Classification performance was measured in terms of area under the ROC curve (AUC value). We compared linear
discriminant analysis (LDA), quadratic discriminant analysis (QDA) and a Bayesian neural net (BNN) with 5 hidden
units. For each lesion, 46 image features were extracted and principal component analysis (PCA) of these features was
used as classifier input. For each classifier, the optimal number of principal components was determined by performing
PCA within each step of a leave-one-case-out protocol for the training dataset (1125 lesions, 14% cancer prevalence)

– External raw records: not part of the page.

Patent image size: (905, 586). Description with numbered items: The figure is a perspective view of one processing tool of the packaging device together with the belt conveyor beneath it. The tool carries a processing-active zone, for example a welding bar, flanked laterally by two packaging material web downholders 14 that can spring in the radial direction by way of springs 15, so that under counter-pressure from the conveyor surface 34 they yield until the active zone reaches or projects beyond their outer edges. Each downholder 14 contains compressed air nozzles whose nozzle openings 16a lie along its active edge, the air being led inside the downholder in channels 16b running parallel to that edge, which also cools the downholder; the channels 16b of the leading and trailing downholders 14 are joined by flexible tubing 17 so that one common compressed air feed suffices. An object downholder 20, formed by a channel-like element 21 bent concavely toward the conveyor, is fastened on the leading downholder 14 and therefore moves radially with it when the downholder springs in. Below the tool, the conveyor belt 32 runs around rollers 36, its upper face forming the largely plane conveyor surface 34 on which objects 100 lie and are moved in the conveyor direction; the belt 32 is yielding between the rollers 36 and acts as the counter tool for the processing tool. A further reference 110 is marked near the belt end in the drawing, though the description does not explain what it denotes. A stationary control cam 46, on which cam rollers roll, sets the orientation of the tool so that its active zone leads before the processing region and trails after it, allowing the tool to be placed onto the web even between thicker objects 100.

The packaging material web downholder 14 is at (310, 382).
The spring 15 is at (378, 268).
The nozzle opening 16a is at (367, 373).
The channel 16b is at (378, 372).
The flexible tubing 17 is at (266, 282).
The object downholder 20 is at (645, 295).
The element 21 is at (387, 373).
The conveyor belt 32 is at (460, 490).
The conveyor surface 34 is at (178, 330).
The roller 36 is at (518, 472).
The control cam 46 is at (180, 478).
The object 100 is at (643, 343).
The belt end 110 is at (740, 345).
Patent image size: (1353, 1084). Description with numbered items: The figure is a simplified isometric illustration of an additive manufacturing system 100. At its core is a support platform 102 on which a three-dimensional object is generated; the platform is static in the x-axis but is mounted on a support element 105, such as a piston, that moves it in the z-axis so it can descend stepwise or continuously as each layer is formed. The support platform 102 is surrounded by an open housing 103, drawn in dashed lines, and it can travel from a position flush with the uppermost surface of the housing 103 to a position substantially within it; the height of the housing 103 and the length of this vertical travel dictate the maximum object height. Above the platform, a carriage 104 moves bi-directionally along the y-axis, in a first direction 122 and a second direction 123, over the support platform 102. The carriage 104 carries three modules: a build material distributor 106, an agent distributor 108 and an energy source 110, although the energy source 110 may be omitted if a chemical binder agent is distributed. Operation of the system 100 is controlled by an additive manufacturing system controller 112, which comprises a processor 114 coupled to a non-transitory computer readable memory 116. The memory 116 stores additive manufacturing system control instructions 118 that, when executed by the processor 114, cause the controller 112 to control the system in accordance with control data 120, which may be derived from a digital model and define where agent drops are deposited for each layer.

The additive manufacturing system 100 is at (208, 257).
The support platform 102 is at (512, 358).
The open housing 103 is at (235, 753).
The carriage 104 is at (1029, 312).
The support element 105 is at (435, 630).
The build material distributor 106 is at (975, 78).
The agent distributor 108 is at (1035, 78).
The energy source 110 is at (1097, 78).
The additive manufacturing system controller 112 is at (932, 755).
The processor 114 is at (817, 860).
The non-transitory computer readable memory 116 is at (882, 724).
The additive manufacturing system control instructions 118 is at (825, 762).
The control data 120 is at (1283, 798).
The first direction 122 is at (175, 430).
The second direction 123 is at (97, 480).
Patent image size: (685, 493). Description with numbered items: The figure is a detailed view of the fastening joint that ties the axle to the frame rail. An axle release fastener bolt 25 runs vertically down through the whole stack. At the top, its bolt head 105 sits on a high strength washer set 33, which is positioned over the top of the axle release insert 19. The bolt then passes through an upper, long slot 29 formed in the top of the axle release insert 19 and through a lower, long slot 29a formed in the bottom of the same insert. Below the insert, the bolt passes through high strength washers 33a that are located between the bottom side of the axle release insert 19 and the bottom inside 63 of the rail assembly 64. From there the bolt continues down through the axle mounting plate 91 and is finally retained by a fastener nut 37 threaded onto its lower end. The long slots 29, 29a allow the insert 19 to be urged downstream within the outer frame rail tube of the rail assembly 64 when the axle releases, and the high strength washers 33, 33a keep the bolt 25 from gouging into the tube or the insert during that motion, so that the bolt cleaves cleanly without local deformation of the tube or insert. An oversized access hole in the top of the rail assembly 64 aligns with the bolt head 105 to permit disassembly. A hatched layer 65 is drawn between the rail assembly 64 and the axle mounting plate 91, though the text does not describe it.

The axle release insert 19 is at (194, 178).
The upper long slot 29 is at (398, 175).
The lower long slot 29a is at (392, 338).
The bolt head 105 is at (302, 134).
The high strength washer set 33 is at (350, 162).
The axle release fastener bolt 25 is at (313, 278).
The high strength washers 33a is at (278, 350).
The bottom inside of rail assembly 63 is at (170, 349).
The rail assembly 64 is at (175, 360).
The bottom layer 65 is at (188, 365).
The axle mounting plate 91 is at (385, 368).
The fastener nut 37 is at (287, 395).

and determining which number of components maximized the AUC value. Subsequently, each classifier was trained on
the training dataset and applied 'cold turkey' to an independent test set from a different population (341 lesions, 30%
cancer prevalence). The optimal number of principal components for LDA was 24, accounting for 97% of the variance
in the image features. For QDA and BNN, these numbers were 5 (70%) and 15 (93%), respectively. The LDA, QDA and
BNN obtained AUC values of 0.88, 0.85, and 0.91, respectively, in the leave-one-case-out analysis. In the independent
test - with AUCs of 0.88, 0.76, and 0.82 - only LDA achieved performance identical to that for the training set (lower
bound of 95% non-inferiority interval -.0067), while the others performed significantly worse (p-values << 0.05). While
the more complex BNN classifier outperformed the others in leave-one-case-out of a large dataset, LDA was the robust
best-performer in an independent test.